Our patient presented with hyperthyroidism due to GD but he developed hypothyroidism following treatment with antithyroid medication. He continued with cycles of alternating hyper- and hypothyroidism reaching five cycles in seventeen months. Few cases of oscillating thyroid function between hyperthyroidism and hypothyroidism had been reported   . Although the majority of the reported cases, the duration between hypo- and hyperthyroid phases were long reaching several years, our patient was switching from one phase to another over weeks ranging from 3 - 8 weeks (Table 1). This created more challenge in his management.
During the initial phase of his management, our patient developed hypothyroidism with TSH level of 66 miu/l. Though previous studies showed that TSH recovery may take several months during GD management, even with the clinical and biochemical euthyroidism , his antithyroid medication was held to test the possibility of iatrogenic hypothyroidism.
Two types of TSHR autoantibodies have been recognized in GD: TSAbs and TBAbs. They are responsible for two different clinical syndromes. TSAbs activate the TSHR causing hyperthyroidism (the most common presentation in GD) . On the other hand, TBAbs inhibit TSH binding competitively to TSHR causing hypothyroidism in GD which is a very rare presentation . Both Abs were high in our patient.
Several mechanisms have been postulated to play a role in changing the level or switching from TBAb to TSAb or vice versa. These may include changes in the immune responses including thyroid Abs levels and intrinsic characteristics of TSHR Abs . Several studies reported that LT4 therapy could change the level of thyroid Abs including thyroid peroxide, thyroglobulin Abs, and TSHR Abs. One study reported that TSHR Abs levels were decreased in hypothyroid patients without goiter after several months of LT4 therapy . On the other hand, other studies have reported increased their levels after L-T4 therapy. For example, in one study, 5.9% of hypothyroid patients developed TSAbs and became hyperthyroid . We can’t apply this to our patient since he didn’t receive LT4 therapy during his hypothyroid phases.
Laurberg et al reported that treatment with anti-thyroid drugs decrease TSHR Abs and TPO autoantibodies in 70% - 80% of GD . Methimazole could prevent the synthesis of autoantibodies in vitro . Furthermore, treatment with antithyroid medication could change the balance between the TSAbs to predominately TBAbs causing hypothyroidism which is similar to the situation of our patient. Recovery of hyperthyroidism itself could reduce the thyroid autoimmunity .
These rare unique patients who switch from TBAb to TSAb (or the reverse) may have other characteristics that differentiate them from other patients  . These characteristics could be related to ethnicity or sex . The majority of these patients are women. Most reported cases were from Japan, China, United Kingdom, and Israel.
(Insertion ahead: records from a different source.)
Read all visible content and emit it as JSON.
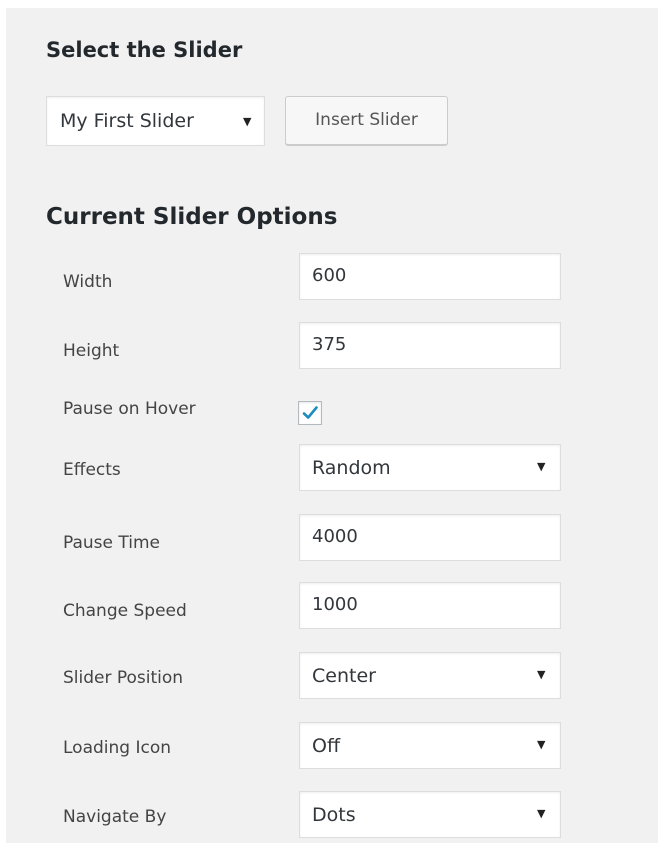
{
  "select_section": {
    "title": "Select the Slider",
    "slider_select_value": "My First Slider",
    "insert_button_label": "Insert Slider"
  },
  "options_section": {
    "title": "Current Slider Options",
    "width": {
      "label": "Width",
      "value": "600"
    },
    "height": {
      "label": "Height",
      "value": "375"
    },
    "pause_on_hover": {
      "label": "Pause on Hover",
      "checked": true
    },
    "effects": {
      "label": "Effects",
      "value": "Random"
    },
    "pause_time": {
      "label": "Pause Time",
      "value": "4000"
    },
    "change_speed": {
      "label": "Change Speed",
      "value": "1000"
    },
    "slider_position": {
      "label": "Slider Position",
      "value": "Center"
    },
    "loading_icon": {
      "label": "Loading Icon",
      "value": "Off"
    },
    "navigate_by": {
      "label": "Navigate By",
      "value": "Dots"
    }
  },
  "icons": {
    "dropdown": "caret-down-icon",
    "checkbox_check": "checkmark-icon"
  },
  "colors": {
    "panel_background": "#f1f1f1",
    "checkmark": "#1e8cbe",
    "heading": "#23282d"
  }
}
To investigate the possibility of genetic predisposition, these patients may need to undergo screening for the whole genome .
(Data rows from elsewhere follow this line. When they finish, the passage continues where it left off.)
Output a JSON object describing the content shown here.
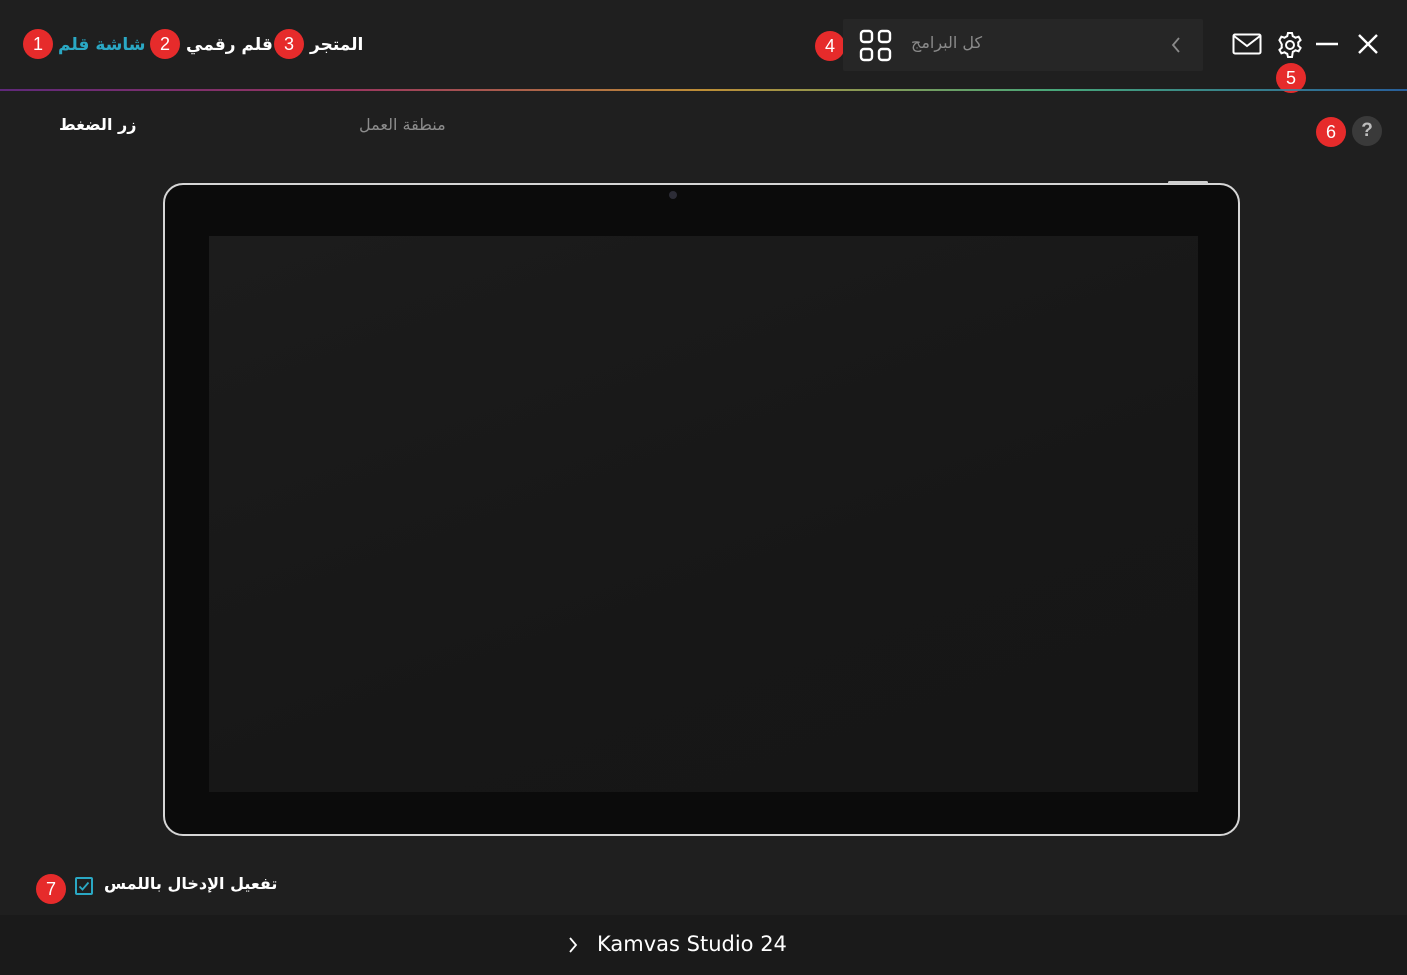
{
  "nav": {
    "tabs": [
      {
        "label": "شاشة قلم",
        "active": true
      },
      {
        "label": "قلم رقمي"
      },
      {
        "label": "المتجر"
      }
    ],
    "badges": [
      "1",
      "2",
      "3"
    ]
  },
  "search": {
    "placeholder": "كل البرامج",
    "badge": "4"
  },
  "window_controls": {
    "settings_badge": "5"
  },
  "subtabs": [
    {
      "label": "زر الضغط",
      "active": true
    },
    {
      "label": "منطقة العمل"
    }
  ],
  "help": {
    "label": "?",
    "badge": "6"
  },
  "touch": {
    "label": "تفعيل الإدخال باللمس",
    "checked": true,
    "badge": "7"
  },
  "footer": {
    "device_name": "Kamvas Studio 24"
  },
  "colors": {
    "accent": "#2aa8c4",
    "badge": "#e62b2b",
    "background": "#1f1f1f"
  }
}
Due to the difficulty in the management of these patients presenting with alternating hyper- and hypothyroidism, a definitive therapy such as thyroidectomy or radioactive ablation is needed. Our patient underwent total thyroidectomy on October 2020.
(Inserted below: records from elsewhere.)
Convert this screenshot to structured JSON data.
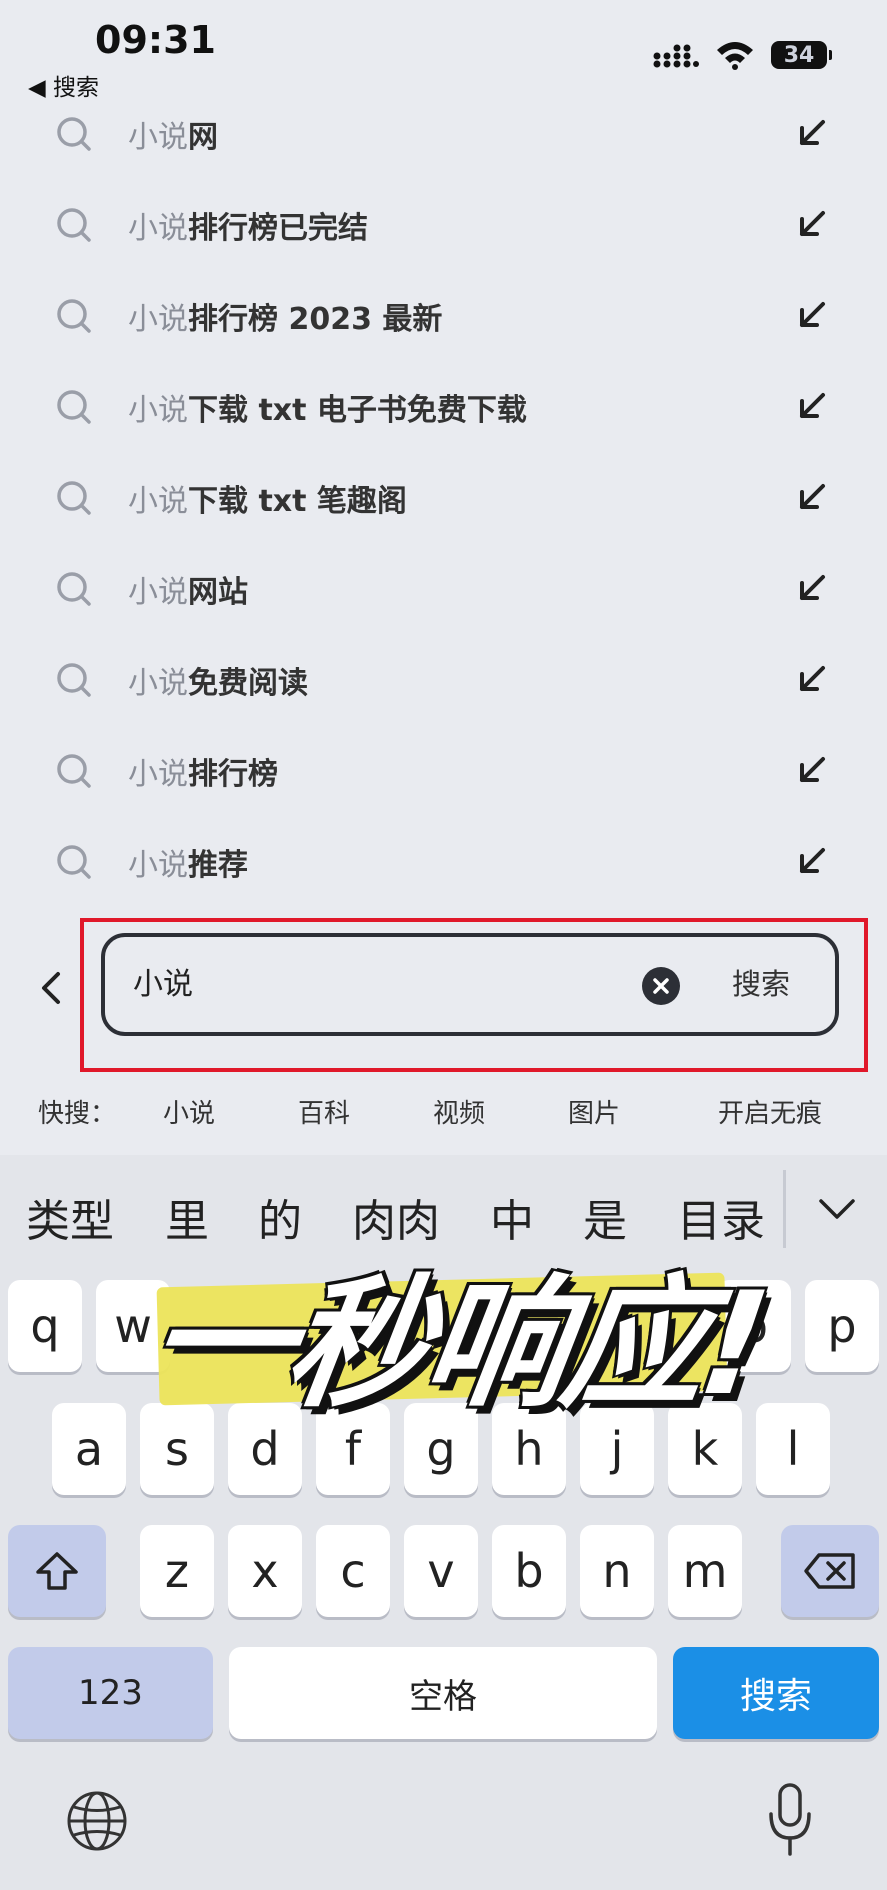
{
  "status": {
    "time": "09:31",
    "back_label": "◀ 搜索",
    "battery": "34"
  },
  "suggestions": [
    {
      "prefix": "小说",
      "rest": "网"
    },
    {
      "prefix": "小说",
      "rest": "排行榜已完结"
    },
    {
      "prefix": "小说",
      "rest": "排行榜 2023 最新"
    },
    {
      "prefix": "小说",
      "rest": "下载 txt 电子书免费下载"
    },
    {
      "prefix": "小说",
      "rest": "下载 txt 笔趣阁"
    },
    {
      "prefix": "小说",
      "rest": "网站"
    },
    {
      "prefix": "小说",
      "rest": "免费阅读"
    },
    {
      "prefix": "小说",
      "rest": "排行榜"
    },
    {
      "prefix": "小说",
      "rest": "推荐"
    }
  ],
  "search": {
    "value": "小说",
    "button": "搜索"
  },
  "quick": {
    "label": "快搜：",
    "items": [
      "小说",
      "百科",
      "视频",
      "图片",
      "开启无痕"
    ]
  },
  "keyboard": {
    "candidates": [
      "类型",
      "里",
      "的",
      "肉肉",
      "中",
      "是",
      "目录"
    ],
    "row1": [
      "q",
      "w",
      "o",
      "p"
    ],
    "row2": [
      "a",
      "s",
      "d",
      "f",
      "g",
      "h",
      "j",
      "k",
      "l"
    ],
    "row3": [
      "z",
      "x",
      "c",
      "v",
      "b",
      "n",
      "m"
    ],
    "num_key": "123",
    "space_key": "空格",
    "search_key": "搜索"
  },
  "overlay": {
    "caption": "一秒响应!"
  },
  "colors": {
    "highlight_border": "#e0182a",
    "search_key": "#1b8fe6",
    "caption_highlight": "#ece45a"
  }
}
Our patients had Graves’ disease with a unique challenging presentation. Clinician should be aware of this rare entity when their patients present with fluctuation in thyroid function. The switching between the types of TSHR autoantibodies is the most likely cause responsible for this phenomenon. These patients need a definitive management of their Graves’ disease.